There is no general agreement about the effect of Lv on rumen fungi. Detailed examination of works by Soliva et al. [40] and Jahromi et al. [34] demonstrated a significant decrease in anaerobic fungi when methanogenesis was significantly inhibited using pure Lv (150 mg/L) and fermented rice straw as an Lv-carrier (4.3 mg/L), respectively. However, a ten-fold increase in the anaerobic fungus population was observed with the fermented rice straw treatment (dose of Lv 4.14 mg/kg LW) compared to the control group in goats [35].

Protozoa

Mohd Azlan et al. [35] and Morgavi et al. [36] carried out series of experiments to mitigate methane production with fermented rice and rice straw treatments produced by SSF with M. porpureus spp and A. terreus (doses of Lv 2.26 and 4.14 mg/kg LW) in sheep and goats, respectively. No statistically significant differences in the rumen protozoa population were found between the treatment and control groups in those studies. This result was also observed for in vitro trials with RFI from sheep. Fermented rice straw or ethanolic extracts of fermented rice straw were evaluated on the population of protozoa [34]. Finally, there were no reports in the open literature on the effects on the rumen protozoa population when methane inhibition was significantly reduced by pure Lv treatment.

Conclusion

Lv treatment had a strong anti-methanogenic effect on pure strains of MA. However, there are uncertainties about results for in vitro fermentation with complex substrates and RFI.

On the other hand, the SSF of agricultural residues is a bioprocess that can be adopted for Lv production at a low cost. Those fermented agricultural as Lv-carriers fed to ruminants demonstrated a reliable decrease in ruminal methane emission. However, a remarkable feature of the currently available literature is the lack of positive control (pure Lv) in animal experiments.

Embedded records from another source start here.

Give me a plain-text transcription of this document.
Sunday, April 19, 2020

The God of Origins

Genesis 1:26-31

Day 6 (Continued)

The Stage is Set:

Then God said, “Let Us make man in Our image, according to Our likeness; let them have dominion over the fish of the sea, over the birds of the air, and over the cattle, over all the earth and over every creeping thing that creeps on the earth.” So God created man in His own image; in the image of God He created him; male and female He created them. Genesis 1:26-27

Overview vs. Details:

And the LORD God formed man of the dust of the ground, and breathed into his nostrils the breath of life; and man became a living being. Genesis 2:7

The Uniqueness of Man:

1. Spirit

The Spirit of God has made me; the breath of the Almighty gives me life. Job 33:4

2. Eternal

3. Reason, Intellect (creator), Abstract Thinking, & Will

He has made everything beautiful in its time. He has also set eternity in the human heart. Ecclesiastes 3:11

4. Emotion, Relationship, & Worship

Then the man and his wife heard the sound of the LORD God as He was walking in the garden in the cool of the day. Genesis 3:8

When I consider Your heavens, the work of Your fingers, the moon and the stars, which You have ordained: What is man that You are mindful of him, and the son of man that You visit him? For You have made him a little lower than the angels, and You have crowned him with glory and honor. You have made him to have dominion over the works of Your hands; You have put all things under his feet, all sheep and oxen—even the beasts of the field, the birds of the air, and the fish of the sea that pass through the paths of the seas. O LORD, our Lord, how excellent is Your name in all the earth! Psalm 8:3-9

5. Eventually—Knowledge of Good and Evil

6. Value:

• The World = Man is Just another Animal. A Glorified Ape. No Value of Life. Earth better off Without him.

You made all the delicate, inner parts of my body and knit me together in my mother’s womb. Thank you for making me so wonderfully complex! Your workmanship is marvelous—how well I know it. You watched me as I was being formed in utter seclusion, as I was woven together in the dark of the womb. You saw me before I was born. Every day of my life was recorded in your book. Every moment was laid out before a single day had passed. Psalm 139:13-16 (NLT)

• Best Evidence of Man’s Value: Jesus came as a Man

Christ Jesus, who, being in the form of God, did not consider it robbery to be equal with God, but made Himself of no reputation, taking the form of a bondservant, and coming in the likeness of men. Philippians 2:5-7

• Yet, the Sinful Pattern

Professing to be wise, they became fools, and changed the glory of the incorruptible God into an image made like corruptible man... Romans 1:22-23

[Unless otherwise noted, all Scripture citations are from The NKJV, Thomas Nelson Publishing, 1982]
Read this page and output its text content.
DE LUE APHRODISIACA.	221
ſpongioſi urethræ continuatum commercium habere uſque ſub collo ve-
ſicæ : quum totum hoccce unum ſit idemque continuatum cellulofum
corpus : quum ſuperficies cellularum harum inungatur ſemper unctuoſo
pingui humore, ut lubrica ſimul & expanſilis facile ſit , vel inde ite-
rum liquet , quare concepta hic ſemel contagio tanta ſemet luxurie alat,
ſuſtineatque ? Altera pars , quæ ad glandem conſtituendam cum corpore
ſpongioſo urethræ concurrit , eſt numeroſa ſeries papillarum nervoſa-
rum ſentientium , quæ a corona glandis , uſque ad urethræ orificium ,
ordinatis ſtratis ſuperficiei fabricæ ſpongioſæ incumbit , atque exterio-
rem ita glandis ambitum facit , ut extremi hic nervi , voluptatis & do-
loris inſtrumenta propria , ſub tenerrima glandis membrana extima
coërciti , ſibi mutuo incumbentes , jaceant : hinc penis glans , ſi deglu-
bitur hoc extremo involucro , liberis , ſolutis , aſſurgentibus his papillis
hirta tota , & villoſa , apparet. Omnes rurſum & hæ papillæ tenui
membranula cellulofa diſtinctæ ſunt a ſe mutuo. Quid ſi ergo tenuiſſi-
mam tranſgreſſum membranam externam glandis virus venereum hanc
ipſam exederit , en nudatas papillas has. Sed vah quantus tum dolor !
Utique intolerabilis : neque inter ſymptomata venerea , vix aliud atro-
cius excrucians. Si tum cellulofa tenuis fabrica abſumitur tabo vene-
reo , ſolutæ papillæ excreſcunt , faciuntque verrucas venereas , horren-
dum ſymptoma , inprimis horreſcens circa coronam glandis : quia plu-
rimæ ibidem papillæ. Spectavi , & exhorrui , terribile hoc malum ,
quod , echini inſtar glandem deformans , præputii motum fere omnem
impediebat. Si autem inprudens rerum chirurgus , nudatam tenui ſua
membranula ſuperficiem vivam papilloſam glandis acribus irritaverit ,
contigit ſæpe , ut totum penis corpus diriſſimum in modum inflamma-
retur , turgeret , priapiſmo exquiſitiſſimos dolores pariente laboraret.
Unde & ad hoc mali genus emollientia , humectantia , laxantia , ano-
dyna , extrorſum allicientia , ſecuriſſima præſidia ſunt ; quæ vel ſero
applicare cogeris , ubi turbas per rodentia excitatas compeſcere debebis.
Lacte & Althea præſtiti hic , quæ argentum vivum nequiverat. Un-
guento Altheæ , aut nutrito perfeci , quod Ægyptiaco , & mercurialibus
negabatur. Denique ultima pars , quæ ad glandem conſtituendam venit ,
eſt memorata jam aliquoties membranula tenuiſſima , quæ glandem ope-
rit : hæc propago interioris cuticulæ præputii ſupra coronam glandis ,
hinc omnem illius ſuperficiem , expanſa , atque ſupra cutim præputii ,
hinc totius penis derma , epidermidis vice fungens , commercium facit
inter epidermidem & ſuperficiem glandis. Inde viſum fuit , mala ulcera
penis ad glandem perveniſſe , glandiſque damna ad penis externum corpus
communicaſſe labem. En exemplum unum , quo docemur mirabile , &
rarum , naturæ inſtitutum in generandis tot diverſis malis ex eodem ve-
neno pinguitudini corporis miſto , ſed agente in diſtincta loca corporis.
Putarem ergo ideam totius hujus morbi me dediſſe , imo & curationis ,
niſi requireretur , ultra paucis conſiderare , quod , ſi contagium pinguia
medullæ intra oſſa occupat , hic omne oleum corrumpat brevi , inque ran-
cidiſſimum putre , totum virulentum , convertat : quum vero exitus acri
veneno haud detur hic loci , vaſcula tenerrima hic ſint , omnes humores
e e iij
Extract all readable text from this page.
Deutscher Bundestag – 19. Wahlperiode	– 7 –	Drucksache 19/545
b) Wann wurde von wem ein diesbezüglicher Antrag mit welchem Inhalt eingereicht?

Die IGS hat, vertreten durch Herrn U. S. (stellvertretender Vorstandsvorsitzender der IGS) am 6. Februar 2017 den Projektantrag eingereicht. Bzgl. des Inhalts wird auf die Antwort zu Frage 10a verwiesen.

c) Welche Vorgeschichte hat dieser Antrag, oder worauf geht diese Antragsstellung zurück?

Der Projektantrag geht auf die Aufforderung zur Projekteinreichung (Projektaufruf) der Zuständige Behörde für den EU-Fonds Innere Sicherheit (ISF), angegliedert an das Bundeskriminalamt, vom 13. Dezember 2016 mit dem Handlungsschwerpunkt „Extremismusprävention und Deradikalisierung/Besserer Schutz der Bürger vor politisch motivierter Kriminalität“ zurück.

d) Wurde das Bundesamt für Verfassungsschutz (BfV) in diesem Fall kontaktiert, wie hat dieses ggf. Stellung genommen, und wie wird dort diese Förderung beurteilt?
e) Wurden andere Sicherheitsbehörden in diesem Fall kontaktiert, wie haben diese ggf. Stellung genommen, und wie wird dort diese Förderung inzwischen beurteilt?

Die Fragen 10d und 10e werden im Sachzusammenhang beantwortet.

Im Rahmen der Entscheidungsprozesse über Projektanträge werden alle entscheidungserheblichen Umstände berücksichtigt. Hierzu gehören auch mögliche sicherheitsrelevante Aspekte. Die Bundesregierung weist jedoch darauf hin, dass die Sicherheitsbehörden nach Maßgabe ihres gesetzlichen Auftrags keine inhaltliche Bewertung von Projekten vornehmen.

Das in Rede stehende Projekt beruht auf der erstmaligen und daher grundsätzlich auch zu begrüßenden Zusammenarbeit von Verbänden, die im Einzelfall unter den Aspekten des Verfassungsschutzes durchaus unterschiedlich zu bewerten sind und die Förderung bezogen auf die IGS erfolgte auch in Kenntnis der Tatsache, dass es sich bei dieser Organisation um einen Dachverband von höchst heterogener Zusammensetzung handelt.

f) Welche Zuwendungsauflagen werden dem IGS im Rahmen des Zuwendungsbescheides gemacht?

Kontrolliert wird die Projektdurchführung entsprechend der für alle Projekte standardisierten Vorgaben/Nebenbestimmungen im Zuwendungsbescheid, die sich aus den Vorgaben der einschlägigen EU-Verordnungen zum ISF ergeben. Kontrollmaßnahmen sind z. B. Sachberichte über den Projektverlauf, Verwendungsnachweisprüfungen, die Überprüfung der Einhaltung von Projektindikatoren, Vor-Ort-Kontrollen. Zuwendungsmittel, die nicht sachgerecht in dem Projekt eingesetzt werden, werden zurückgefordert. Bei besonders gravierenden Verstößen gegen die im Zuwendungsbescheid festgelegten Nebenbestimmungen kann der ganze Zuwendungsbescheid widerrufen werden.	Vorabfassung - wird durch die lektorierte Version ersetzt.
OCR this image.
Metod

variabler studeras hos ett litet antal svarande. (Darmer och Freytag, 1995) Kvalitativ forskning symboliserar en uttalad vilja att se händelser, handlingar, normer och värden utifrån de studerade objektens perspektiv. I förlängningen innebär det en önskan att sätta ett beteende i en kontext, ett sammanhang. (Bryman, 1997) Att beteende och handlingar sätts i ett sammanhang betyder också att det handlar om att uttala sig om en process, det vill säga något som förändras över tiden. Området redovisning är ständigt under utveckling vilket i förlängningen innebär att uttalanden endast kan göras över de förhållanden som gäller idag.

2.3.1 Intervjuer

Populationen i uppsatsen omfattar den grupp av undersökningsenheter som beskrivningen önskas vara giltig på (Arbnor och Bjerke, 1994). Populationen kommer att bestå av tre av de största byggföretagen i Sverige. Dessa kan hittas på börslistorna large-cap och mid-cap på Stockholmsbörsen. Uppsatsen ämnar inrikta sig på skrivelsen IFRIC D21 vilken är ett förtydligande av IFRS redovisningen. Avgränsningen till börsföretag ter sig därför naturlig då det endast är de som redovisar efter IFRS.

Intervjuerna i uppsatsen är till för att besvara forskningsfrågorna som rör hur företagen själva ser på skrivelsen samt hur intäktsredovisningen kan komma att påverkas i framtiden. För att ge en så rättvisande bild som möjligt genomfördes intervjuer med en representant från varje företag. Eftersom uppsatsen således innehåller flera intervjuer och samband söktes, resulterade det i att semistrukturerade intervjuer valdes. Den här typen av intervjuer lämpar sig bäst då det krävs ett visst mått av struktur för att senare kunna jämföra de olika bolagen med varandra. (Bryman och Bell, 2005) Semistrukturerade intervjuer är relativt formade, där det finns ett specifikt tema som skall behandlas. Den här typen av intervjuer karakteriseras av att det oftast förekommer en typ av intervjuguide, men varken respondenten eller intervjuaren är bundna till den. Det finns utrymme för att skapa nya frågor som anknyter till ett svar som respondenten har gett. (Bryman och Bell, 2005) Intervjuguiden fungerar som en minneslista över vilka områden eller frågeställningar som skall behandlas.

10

The experimental evidence for in vitro trials showed that the VFA production was not affected by Lv; however, the results from in vivo trials demonstrated that production of VFA was decreased. The in vitro and in vivo DM digestibility was not negatively affected by Lv.

Regarding rumen microbiota, no differences were detected in alpha and beta diversity associated with Lv treatment, but it induced some changes in the relative abundance. Lv did not have an inhibitory effect on ruminal eubacteria but, there is insufficient evidence to determine its relationship to fungi and ruminal protozoa.

Additionally, further research is needed on the following issues: (i) Lv biodegradation products and stability, as well as its adsorption onto the solid matter in the rumen, should be assessed to determine the “available” or effective Lv concentration, and (ii) to assess whether the effect of Lv on ruminal fermentation also depends on the feed composition and different ruminants.